Use of 'Tivoli Night' for pornographic broadcasts infringes TIVOLI mark

Denmark
The Danish Maritime and Commercial Court has ruled that a local television station, Innocent Pictures ApS, was not allowed to use the terms 'Tivoli' and 'Tivoli Night' in the context of pornographic broadcasts on the grounds that such use infringed the registered trademark TIVOLI (Case V 64/07, December 12 2008).
 
Danish amusement park Tivoli A/S is the owner of the word mark TIVOLI for a wide range of goods and services, including film production and film presentation. Tivoli also owns a figurative mark depicting a skyline with a number of the amusement park’s most famous rides and buildings (including towers and a Ferris wheel). A survey carried out in 2002 named TIVOLI the third most powerful brand in Denmark after TUBORG and LEGO. A 2005 study based on interviews with 800 respondents showed that TIVOLI was the second most recognized brand in Denmark. That same year TIVOLI was also named the eighth most powerful brand in the country. 
 
Innocent produced and broadcast pornographic television programmes using the terms 'Tivoli' and 'Tivoli Night' in combination with the image of the skyline of an amusement park (including towers, a roller coaster and a Ferris wheel).
 
Tivoli filed suit, arguing that:

  • the TIVOLI mark is primarily directed at families with children; and
  • use of the name Tivoli in association with pornographic programmes damaged the reputation of the mark.
Innocent argued that:
  • it had selected the expression 'Tivoli Night' for its broadcasts because the term 'Tivoli' was associated with the concept of 'amusement'; and
  • 'Tivoli' was a generic term meaning 'amusement park'. 
With respect to the skyline used in the television programme, Innocent argued that it did not depict the exact same buildings as those in Tivoli's registered trademark.
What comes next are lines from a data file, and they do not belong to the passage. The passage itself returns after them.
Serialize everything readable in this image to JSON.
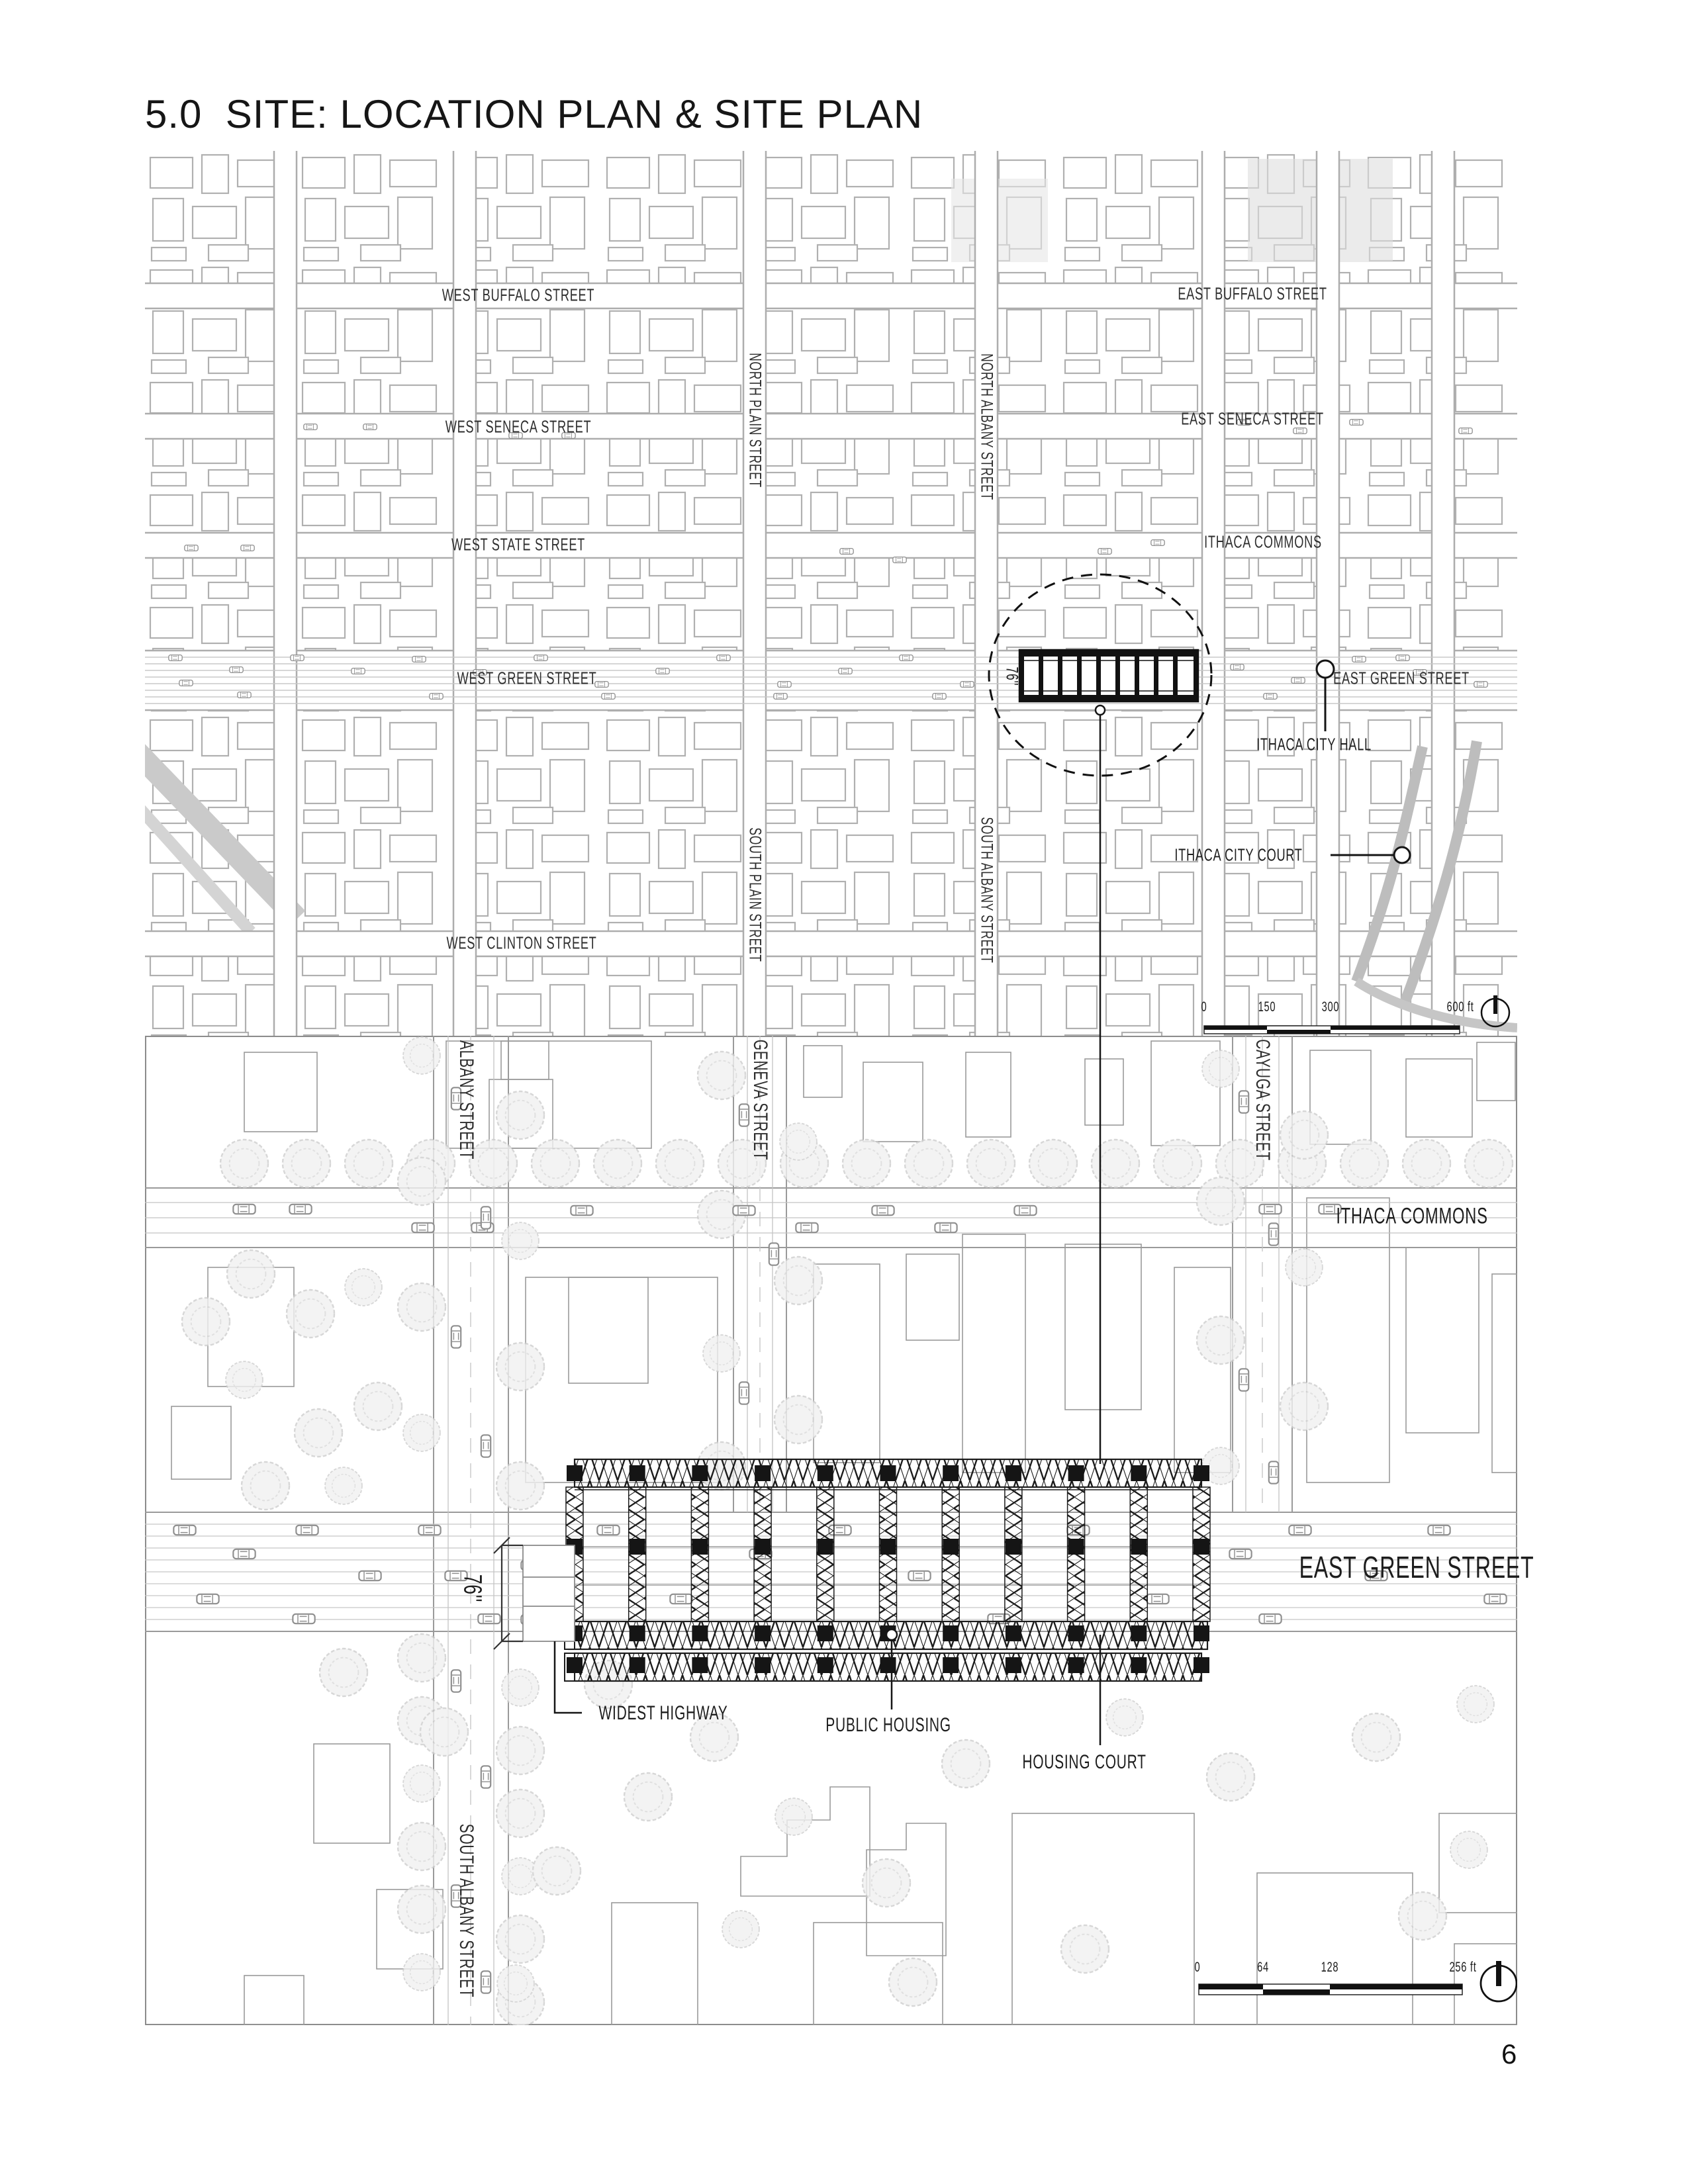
{
  "title": "5.0  SITE: LOCATION PLAN & SITE PLAN",
  "page_number": "6",
  "location_plan": {
    "streets": {
      "west_buffalo": "WEST BUFFALO STREET",
      "east_buffalo": "EAST BUFFALO STREET",
      "west_seneca": "WEST SENECA STREET",
      "east_seneca": "EAST SENECA STREET",
      "west_state": "WEST STATE STREET",
      "ithaca_commons": "ITHACA COMMONS",
      "west_green": "WEST GREEN STREET",
      "east_green": "EAST GREEN STREET",
      "west_clinton": "WEST CLINTON STREET",
      "north_plain": "NORTH PLAIN STREET",
      "north_albany": "NORTH ALBANY STREET",
      "south_plain": "SOUTH PLAIN STREET",
      "south_albany": "SOUTH ALBANY STREET"
    },
    "landmarks": {
      "city_hall": "ITHACA CITY HALL",
      "city_court": "ITHACA CITY COURT"
    },
    "dimension_label": "76''",
    "scale_bar": {
      "ticks": [
        "0",
        "150",
        "300",
        "600 ft"
      ]
    }
  },
  "site_plan": {
    "streets": {
      "albany": "ALBANY STREET",
      "geneva": "GENEVA STREET",
      "cayuga": "CAYUGA STREET",
      "ithaca_commons": "ITHACA COMMONS",
      "east_green": "EAST GREEN STREET",
      "south_albany": "SOUTH ALBANY STREET"
    },
    "labels": {
      "widest_highway": "WIDEST HIGHWAY",
      "public_housing": "PUBLIC HOUSING",
      "housing_court": "HOUSING COURT"
    },
    "dimension_label": "76''",
    "scale_bar": {
      "ticks": [
        "0",
        "64",
        "128",
        "256 ft"
      ]
    }
  },
  "colors": {
    "ink": "#1a1a1a",
    "map_gray": "#b3b3b3",
    "light_gray": "#d9d9d9"
  }
}
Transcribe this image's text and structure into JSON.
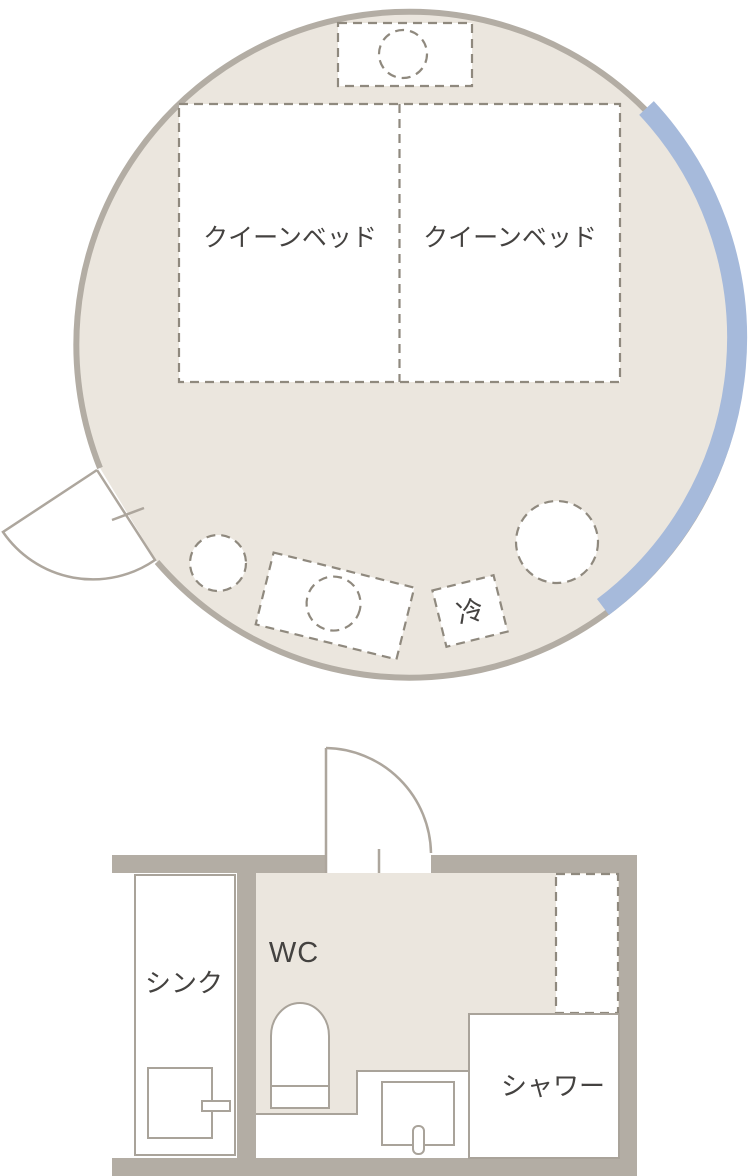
{
  "room": {
    "bed_left_label": "クイーンベッド",
    "bed_right_label": "クイーンベッド",
    "fridge_label": "冷"
  },
  "bathroom": {
    "sink_label": "シンク",
    "wc_label": "WC",
    "shower_label": "シャワー"
  },
  "colors": {
    "floor_beige": "#EBE6DE",
    "wall_gray": "#B3ADA4",
    "outline_gray": "#A9A39A",
    "dash_gray": "#8F897E",
    "window_blue": "#A6BADB",
    "text_dark": "#444240"
  }
}
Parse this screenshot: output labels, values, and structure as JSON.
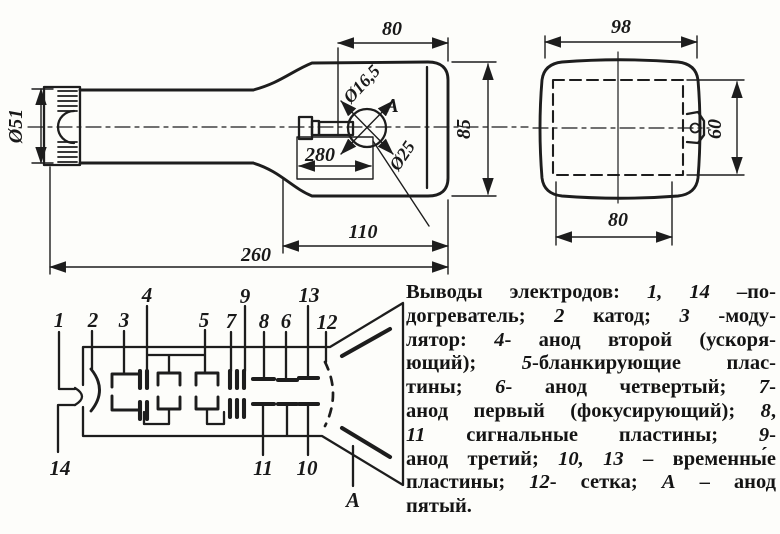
{
  "figure_title": "CRT tube outline drawing with electrode schematic",
  "side_view": {
    "dim_80": "80",
    "dim_110": "110",
    "dim_260": "260",
    "dim_280": "280",
    "dim_dia51": "Ø51",
    "dim_85": "85",
    "dim_dia165": "Ø16,5",
    "dim_dia25": "Ø25",
    "anode_label": "A"
  },
  "front_view": {
    "dim_98": "98",
    "dim_60": "60",
    "dim_80": "80"
  },
  "schematic": {
    "pins": {
      "p1": "1",
      "p2": "2",
      "p3": "3",
      "p4": "4",
      "p5": "5",
      "p6": "6",
      "p7": "7",
      "p8": "8",
      "p9": "9",
      "p10": "10",
      "p11": "11",
      "p12": "12",
      "p13": "13",
      "p14": "14",
      "pa": "А"
    }
  },
  "caption": {
    "lines": [
      [
        {
          "t": "Выводы электродов: "
        },
        {
          "t": "1, 14",
          "i": true
        },
        {
          "t": " –по-"
        }
      ],
      [
        {
          "t": "догреватель; "
        },
        {
          "t": "2",
          "i": true
        },
        {
          "t": " катод; "
        },
        {
          "t": "3",
          "i": true
        },
        {
          "t": " -моду-"
        }
      ],
      [
        {
          "t": "лятор: "
        },
        {
          "t": "4",
          "i": true
        },
        {
          "t": "- анод второй (ускоря-"
        }
      ],
      [
        {
          "t": "ющий); "
        },
        {
          "t": "5",
          "i": true
        },
        {
          "t": "-бланкирующие плас-"
        }
      ],
      [
        {
          "t": "тины; "
        },
        {
          "t": "6",
          "i": true
        },
        {
          "t": "- анод четвертый; "
        },
        {
          "t": "7",
          "i": true
        },
        {
          "t": "-"
        }
      ],
      [
        {
          "t": "анод первый (фокусирующий); "
        },
        {
          "t": "8",
          "i": true
        },
        {
          "t": ","
        }
      ],
      [
        {
          "t": "11",
          "i": true
        },
        {
          "t": " сигнальные пластины; "
        },
        {
          "t": "9",
          "i": true
        },
        {
          "t": "-"
        }
      ],
      [
        {
          "t": "анод третий; "
        },
        {
          "t": "10, 13",
          "i": true
        },
        {
          "t": " – временны́е"
        }
      ],
      [
        {
          "t": "пластины; "
        },
        {
          "t": "12",
          "i": true
        },
        {
          "t": "- сетка; "
        },
        {
          "t": "А",
          "i": true
        },
        {
          "t": " – анод"
        }
      ],
      [
        {
          "t": "пятый."
        }
      ]
    ]
  },
  "colors": {
    "ink": "#1d1d1d",
    "paper": "#fdfdfa"
  }
}
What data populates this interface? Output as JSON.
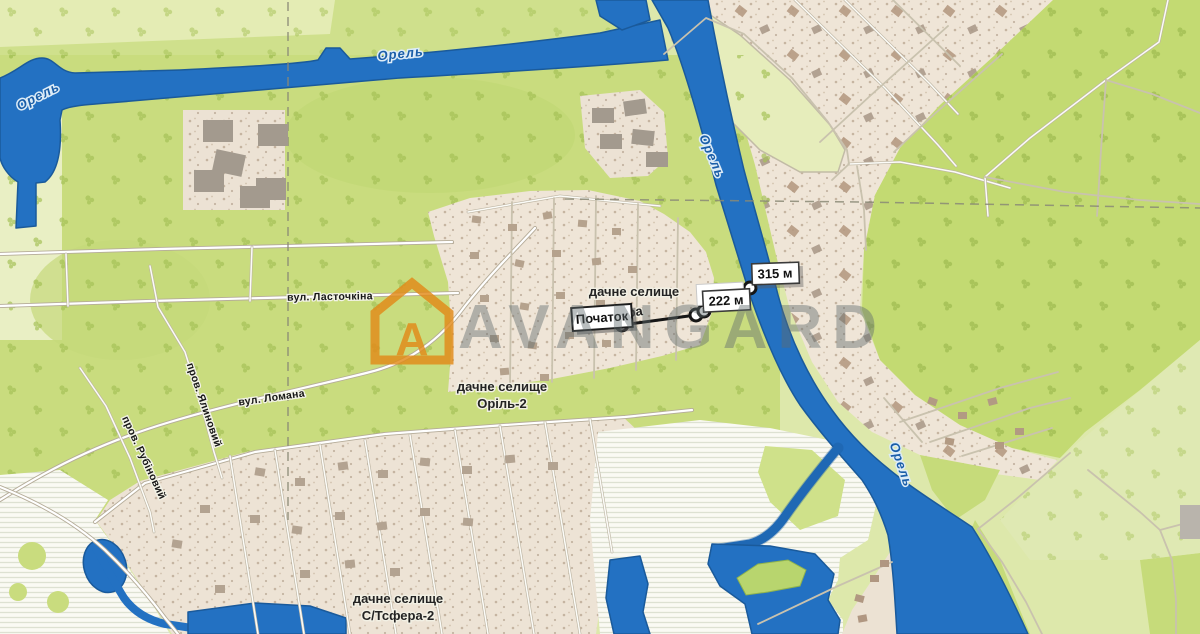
{
  "watermark": {
    "brand": "AVANGARD",
    "logo_letter": "A",
    "brand_color": "#e28a18"
  },
  "river_labels": [
    {
      "text": "Орель"
    },
    {
      "text": "Орель"
    },
    {
      "text": "Орель"
    },
    {
      "text": "Орель"
    }
  ],
  "streets": [
    {
      "id": "lastochkina",
      "label": "вул. Ласточкіна"
    },
    {
      "id": "lomana",
      "label": "вул. Ломана"
    },
    {
      "id": "yalynovyi",
      "label": "пров. Ялиновий"
    },
    {
      "id": "rubinovyi",
      "label": "пров. Рубіновий"
    }
  ],
  "settlements": [
    {
      "line1": "дачне селище",
      "line2": "Сфера"
    },
    {
      "line1": "дачне селище",
      "line2": "Оріль-2"
    },
    {
      "line1": "дачне селище",
      "line2": "С/Тсфера-2"
    }
  ],
  "measurement": {
    "start": "Початок",
    "d1": "222 м",
    "d2": "315 м"
  },
  "colors": {
    "water": "#2371c2",
    "field": "#c9dc7e",
    "settlement": "#efe5d7"
  }
}
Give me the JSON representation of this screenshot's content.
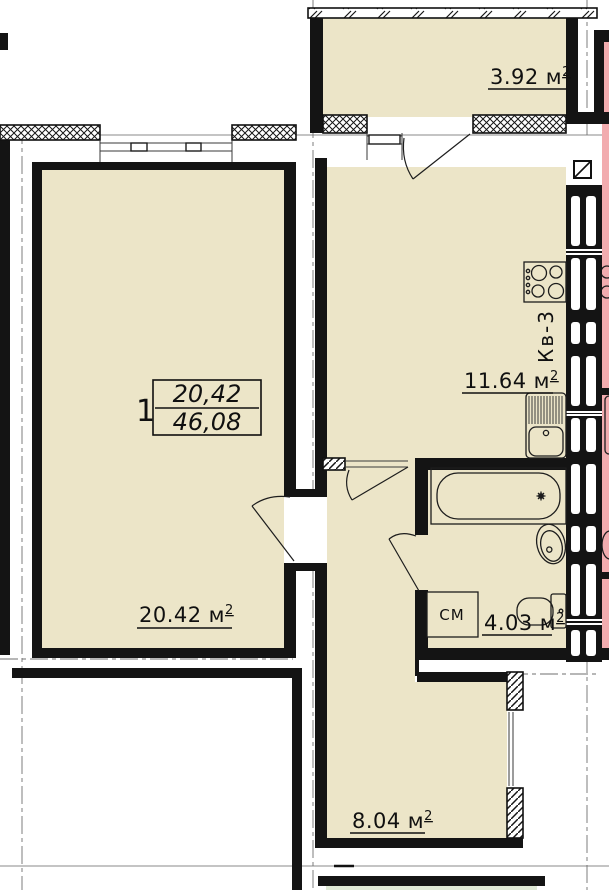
{
  "colors": {
    "floor_fill": "#ECE5C8",
    "neighbor_fill": "#F2ACAF",
    "green_fill": "#DFE9D5",
    "wall": "#141414"
  },
  "apartment": {
    "number": "1",
    "living_area": "20,42",
    "total_area": "46,08",
    "flat_ref_vertical": "Кв-3"
  },
  "rooms": {
    "balcony_top": {
      "value": "3.92",
      "unit": "м",
      "sup": "2"
    },
    "kitchen": {
      "value": "11.64",
      "unit": "м",
      "sup": "2"
    },
    "living": {
      "value": "20.42",
      "unit": "м",
      "sup": "2"
    },
    "bathroom": {
      "value": "4.03",
      "unit": "м",
      "sup": "2"
    },
    "room_bottom": {
      "value": "8.04",
      "unit": "м",
      "sup": "2"
    }
  },
  "fixtures": {
    "washing_machine_label": "СМ"
  }
}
The Maritime and Commercial Court stated that TIVOLI is a well-known trademark which enjoys broad protection against use of identical marks by third parties for any goods and services. The court concluded that Innocent’s use of the terms 'Tivoli' and 'Tivoli Night' for its pornographic broadcasts:
  • constituted an infringement of Tivoli's well-known word mark;
  • took unfair advantage of the reputation of the mark; and
  • caused damage to the distinctive character or reputation of the mark.
The decision is in line with previous case law, including a Supreme Court decision in which it was held that the trademark COCA-LINE for footwear infringed the well-known COCA-COLA mark (Case U1991697H).

In the present case, the court further held that Innocent’s use of the amusement park's skyline in combination with the words 'Tivoli' and 'Tivoli Night' constituted an infringement of Tivoli's figurative trademark.

The court awarded Tivoli damages in an amount of approximately €40,000 and Innocent was ordered to pay a fine of approximately €6,600. The amount of damages awarded was relatively large due to the fact that use of the TIVOLI mark for pornographic programmes negatively affected the mark.

Tivoli had also argued that Innocent’s use of the terms 'Tivoli' and 'Tivoli Night' constituted a breach of the Danish Marketing Practices Act. However, the court did not specifically address this issue. Rather, the court stated that since the Trademarks Act took precedence over the Marketing Practices Act in this case, there was no need to address the issue. However, it is likely that Innocent's use of the mark also violated the Marketing Practices Act and it would have been useful to have the court’s opinion in this regard.
 
The decision has been appealed to the Supreme Court.